Caponata is a traditional Sicilian dish made with aubergines. The key is in the main ingredients (probably like for any Italian recipe), the sweet taste of aubergines as well as juiciness of tomatoes. Apparently its name comes from a fish, caupone, which was used in certain taverns. I was told it derives from the Palermo area of Capo where the famous market is held every day and where daily life in Palermo got its buzz - and also where mafia had its headquarters. Possibly both versions are true and can be combined.
You will certainly find recipes that discourage you from frying the aubergine cubes as well as advising to leave the skin on. If I were you, I wouldn't. Besides the fact that, as my great-grand-father used to say, "even a shoe sole taste better when fried", the aubergines acquire a more crunchy texture. Frying them without the skin ensures its tenderness and sweetness. It is like eating silk.

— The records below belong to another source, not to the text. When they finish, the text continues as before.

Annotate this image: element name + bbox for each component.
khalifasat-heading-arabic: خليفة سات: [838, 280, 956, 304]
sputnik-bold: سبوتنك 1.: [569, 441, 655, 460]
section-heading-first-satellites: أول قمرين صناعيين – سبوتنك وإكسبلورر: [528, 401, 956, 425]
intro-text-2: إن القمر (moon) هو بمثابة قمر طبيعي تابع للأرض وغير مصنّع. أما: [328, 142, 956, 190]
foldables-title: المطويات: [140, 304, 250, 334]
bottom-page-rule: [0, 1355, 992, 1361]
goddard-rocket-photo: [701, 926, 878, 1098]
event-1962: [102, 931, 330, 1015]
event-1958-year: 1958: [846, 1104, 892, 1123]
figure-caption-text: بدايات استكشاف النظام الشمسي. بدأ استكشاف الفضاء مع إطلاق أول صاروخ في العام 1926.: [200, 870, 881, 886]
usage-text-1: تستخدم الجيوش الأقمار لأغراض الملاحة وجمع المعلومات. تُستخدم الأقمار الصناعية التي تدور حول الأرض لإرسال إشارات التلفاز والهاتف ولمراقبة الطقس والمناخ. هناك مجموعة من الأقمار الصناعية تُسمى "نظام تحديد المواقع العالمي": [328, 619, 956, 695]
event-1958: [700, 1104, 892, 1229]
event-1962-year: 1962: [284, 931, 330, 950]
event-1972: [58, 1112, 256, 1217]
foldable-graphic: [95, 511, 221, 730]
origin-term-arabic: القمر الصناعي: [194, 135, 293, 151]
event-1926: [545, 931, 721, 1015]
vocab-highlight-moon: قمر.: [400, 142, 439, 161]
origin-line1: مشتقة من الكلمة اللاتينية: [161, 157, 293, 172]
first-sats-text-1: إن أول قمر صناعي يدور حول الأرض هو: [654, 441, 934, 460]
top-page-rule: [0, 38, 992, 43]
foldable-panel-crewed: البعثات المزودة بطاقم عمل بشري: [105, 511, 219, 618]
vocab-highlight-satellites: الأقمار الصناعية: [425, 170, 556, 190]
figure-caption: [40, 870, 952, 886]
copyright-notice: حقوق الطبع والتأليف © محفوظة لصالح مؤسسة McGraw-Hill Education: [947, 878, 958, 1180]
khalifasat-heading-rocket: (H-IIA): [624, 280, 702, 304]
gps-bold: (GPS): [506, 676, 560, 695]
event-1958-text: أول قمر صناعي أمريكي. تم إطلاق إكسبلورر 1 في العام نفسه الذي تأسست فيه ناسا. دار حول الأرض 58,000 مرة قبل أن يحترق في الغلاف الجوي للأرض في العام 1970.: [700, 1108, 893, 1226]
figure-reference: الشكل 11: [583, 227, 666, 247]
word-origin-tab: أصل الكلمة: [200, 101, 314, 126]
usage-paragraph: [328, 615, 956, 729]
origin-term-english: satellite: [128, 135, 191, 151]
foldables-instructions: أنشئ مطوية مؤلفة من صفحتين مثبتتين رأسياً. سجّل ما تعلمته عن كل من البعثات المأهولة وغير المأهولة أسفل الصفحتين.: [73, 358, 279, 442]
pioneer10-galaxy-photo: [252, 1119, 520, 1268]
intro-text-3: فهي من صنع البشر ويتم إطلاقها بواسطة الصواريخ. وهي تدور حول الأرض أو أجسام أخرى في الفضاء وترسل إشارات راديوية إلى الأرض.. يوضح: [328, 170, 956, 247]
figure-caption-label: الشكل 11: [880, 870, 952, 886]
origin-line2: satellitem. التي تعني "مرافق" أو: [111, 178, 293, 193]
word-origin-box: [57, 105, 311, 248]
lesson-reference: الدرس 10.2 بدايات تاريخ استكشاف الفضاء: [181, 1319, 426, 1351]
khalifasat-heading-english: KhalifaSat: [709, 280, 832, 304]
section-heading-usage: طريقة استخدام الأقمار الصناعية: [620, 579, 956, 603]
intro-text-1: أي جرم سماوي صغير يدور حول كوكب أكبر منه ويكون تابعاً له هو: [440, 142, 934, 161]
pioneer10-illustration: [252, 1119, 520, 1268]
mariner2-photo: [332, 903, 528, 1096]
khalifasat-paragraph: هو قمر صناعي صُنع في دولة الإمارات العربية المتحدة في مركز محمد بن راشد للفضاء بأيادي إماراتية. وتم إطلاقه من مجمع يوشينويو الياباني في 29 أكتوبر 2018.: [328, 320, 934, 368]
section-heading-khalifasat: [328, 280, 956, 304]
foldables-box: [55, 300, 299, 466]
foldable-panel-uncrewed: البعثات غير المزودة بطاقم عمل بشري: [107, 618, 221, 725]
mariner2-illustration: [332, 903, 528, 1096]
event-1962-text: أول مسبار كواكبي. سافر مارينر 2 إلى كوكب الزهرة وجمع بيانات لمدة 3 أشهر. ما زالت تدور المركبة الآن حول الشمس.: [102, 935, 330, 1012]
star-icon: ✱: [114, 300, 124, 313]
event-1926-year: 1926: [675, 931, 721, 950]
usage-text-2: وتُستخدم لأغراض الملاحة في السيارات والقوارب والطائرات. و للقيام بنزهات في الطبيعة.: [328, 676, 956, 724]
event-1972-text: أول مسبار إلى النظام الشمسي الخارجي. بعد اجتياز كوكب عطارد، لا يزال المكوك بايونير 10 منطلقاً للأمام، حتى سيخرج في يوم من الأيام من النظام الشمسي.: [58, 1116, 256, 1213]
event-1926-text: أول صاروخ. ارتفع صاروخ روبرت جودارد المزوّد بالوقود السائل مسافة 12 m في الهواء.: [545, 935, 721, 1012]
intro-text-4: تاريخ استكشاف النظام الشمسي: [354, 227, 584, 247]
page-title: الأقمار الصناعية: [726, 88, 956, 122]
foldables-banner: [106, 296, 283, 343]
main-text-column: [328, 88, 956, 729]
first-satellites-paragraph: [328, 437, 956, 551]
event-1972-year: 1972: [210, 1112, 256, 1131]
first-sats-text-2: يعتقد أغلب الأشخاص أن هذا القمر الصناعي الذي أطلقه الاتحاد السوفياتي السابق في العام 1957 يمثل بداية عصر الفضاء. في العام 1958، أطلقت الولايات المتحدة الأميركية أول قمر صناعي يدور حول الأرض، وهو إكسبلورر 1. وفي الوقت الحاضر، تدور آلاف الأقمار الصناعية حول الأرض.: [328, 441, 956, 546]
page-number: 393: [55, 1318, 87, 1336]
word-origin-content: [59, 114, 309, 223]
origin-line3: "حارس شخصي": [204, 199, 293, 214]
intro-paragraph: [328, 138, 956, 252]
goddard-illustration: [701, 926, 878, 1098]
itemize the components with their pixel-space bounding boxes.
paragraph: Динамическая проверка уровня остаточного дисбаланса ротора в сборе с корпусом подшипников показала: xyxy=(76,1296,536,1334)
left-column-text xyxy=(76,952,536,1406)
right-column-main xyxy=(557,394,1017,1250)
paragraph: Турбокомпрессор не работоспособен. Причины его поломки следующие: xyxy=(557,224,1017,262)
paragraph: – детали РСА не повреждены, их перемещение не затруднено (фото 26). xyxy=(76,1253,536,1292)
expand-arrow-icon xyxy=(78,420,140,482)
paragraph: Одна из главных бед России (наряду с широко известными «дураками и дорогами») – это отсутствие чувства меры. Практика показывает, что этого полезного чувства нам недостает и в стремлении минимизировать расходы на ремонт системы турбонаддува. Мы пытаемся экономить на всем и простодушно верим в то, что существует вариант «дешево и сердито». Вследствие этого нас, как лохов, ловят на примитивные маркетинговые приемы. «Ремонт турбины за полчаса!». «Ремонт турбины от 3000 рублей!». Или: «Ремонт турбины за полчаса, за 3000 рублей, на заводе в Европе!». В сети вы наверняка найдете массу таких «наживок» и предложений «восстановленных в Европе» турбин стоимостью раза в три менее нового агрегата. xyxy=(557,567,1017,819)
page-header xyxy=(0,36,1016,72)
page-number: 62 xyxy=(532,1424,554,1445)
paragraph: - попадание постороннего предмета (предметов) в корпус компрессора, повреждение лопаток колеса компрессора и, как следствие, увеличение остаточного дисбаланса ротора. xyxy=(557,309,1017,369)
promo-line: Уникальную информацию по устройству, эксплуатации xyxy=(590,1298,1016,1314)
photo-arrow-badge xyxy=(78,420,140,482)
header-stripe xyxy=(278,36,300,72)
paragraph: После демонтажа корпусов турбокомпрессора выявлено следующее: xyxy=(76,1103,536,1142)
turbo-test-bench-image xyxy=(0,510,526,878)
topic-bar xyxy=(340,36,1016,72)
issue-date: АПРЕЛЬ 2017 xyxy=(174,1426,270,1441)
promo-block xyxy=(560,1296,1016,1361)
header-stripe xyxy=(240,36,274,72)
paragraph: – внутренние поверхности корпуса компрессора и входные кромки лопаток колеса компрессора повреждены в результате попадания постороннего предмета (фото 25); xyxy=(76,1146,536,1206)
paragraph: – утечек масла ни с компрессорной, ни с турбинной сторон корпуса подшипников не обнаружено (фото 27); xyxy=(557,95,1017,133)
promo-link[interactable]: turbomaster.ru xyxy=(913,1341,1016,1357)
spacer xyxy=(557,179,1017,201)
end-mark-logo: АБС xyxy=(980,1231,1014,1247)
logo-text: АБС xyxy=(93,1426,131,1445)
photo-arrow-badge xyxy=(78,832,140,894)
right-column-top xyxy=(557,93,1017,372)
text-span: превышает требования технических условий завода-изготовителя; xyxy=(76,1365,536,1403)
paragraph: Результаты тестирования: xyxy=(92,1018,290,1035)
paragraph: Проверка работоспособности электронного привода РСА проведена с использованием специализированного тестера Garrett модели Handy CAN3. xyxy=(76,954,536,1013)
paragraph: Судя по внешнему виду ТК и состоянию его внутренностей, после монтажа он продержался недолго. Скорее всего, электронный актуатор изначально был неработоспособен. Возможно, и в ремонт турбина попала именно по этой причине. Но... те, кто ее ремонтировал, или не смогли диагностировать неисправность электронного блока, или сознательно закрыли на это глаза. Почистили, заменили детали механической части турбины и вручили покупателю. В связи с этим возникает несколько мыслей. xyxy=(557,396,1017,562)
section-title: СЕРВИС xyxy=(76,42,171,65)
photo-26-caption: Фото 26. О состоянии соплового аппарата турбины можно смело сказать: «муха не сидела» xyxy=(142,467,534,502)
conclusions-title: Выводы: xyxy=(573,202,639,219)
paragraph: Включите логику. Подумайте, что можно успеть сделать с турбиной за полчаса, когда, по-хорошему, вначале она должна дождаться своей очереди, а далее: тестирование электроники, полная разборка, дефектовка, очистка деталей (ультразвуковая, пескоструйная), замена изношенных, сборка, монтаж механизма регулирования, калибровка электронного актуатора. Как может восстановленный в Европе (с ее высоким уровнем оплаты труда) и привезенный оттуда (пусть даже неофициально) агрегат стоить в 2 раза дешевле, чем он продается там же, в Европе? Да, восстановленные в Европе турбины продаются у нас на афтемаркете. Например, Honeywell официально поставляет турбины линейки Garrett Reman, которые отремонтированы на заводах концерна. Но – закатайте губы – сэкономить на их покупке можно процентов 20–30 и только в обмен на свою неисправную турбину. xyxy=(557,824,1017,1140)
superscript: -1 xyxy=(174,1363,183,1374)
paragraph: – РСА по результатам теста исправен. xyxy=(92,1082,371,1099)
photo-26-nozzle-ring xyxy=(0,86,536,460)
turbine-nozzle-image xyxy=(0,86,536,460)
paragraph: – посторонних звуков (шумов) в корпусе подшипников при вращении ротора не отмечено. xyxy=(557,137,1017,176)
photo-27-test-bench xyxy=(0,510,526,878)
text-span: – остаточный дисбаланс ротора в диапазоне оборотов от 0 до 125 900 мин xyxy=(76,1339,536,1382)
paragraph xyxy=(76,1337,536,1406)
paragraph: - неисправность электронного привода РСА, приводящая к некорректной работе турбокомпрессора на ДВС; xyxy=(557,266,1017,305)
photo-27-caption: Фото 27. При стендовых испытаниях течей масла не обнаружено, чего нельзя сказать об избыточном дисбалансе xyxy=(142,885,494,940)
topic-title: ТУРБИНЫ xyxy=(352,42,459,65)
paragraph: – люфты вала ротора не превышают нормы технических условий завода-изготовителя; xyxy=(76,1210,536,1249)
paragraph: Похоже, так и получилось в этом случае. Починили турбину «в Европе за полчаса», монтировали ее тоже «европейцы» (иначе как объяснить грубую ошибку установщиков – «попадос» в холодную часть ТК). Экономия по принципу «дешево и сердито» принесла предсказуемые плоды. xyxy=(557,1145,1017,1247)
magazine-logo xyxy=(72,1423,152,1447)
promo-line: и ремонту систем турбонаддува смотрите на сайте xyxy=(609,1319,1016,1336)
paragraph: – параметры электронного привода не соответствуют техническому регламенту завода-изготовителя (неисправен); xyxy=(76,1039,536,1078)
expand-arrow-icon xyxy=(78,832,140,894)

Like in many other southern Italian dishes, the contrast between sweet and sour is a common characteristic of Caponata given by the combination of raisins, capers, sugar, and vinegar.
For 6 people (as a starter)
2 large aubergines
1.5 tin of plum tomatoes
100g green pitted olives
2 tbsp salted capers (sotto sale)
2 tbsp pine nuts
2 tbsp raisins
a handful of fresh basil
1 tsp white wine vinegar
1 tsp sugar
2 tbsp olive oil
150ml vegetable oil
Peel and chop into cubes the aubergines. Coat them in flour and fry them in enough hot vegetable oil. Season with salt the salt - so that it is equally distributed. Drain them on kitchen paper.
Chop finely the onion and fry it gently in olive oil using a deep pan. After a few minutes, add the pine nuts, raisins, capers, and then the olives (chopped into half if you think they are quite large). Let the ingredients get combined and then add the tomatoes. Let it bubble for a few minutes and then simmer for at least 5 minutes. Season with salt and then add the fried aubergines.
Let the stew simmer for another 5-10 minutes until the sauce has thickened up and has become slightly gloopy. Place the sugar and vinegar in a spoon and then add it to the aubergine mixture increasing slightly the heat so that the vinegar evaporates. Add some of the basil leaves - torn into pieces.
Turn the heat off and let the stew rest for half an hour before serving. At the time of serving, re-heat gently so that it is warm and scatter the remaining basil leaves. You can prepare it even the night before if you plan to have it for lunch.
It is an unusual combination of ingredients for most foreigners but a winning one! Let me know what you think if you manage to make it.